To utilise crowdlending, you need to have an interesting project, a story behind it and to be specific about what the funds will be used for. You should find crowd-lenders which profiles and focus match with your objectives. Some actions that can accelerate the process are to prepare financial packs sometime in advance, being flexible and secure SGR backing.
The abilities that define crowdlending are speed, flexibility, and timing. Crowd-lenders are very quick in responding. Banks can be also quick but requires several years to build that relationship. Also, you can have more flexibility around amounts, terms and grace periods. What is the most important aspect of crowdfunding is that can be helpful between Seed and Scaling-up phases when traditional funding is not available.
66 participants across Europe were registered for this webinar of which 31 took part. At the end of the webinar, every participant received a questionnaire to be filled in, voluntarily. 10 participants answered the questionnaire which makes it 32,26% of total attendance.
Before the webinar, 10% of all participants admitted having poor knowledge, 20% modest, 40% sufficient and 30% good. No one had admitted having excellent knowledge.

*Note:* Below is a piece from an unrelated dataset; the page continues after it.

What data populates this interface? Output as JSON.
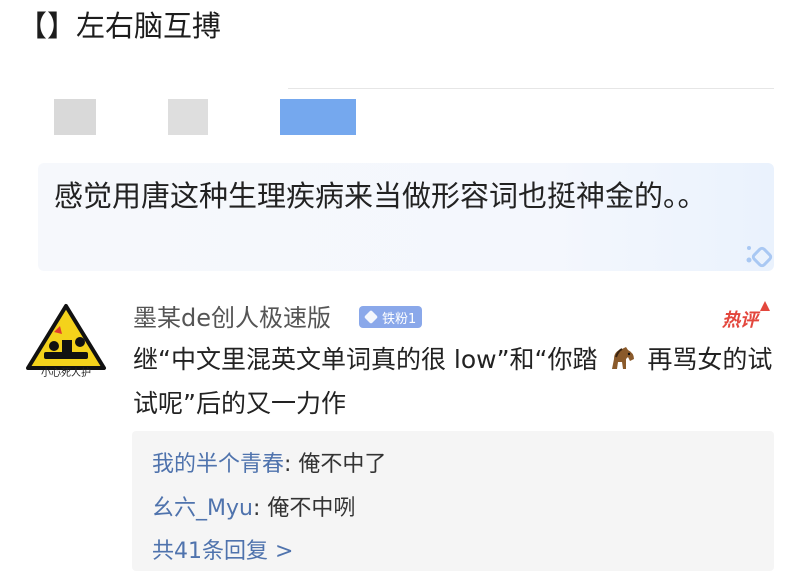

A good sign of this webinar is that all participants have gained knowledge so that 10% answered they got excellent knowledge afterward, 40% good and 50% sufficient. Among replying SMEs, three had not considered using alternative financing (AF) before attending the webinar, only one SME had considered using AF, but had not yet tried.
75% of all participants answered “yes” to the question “would you consider advising the use of AF to your associated or supported SMEs”, while 25% were already previous or existing customers.
80% of the participants considered the length of the webinar as appropriate, while 50% thought that the information presented was applicable for the companies and that the level of detail was appropriate.
On the last question “Would you like to receive news by ALTFINATOR project” all participants answered with “yes”.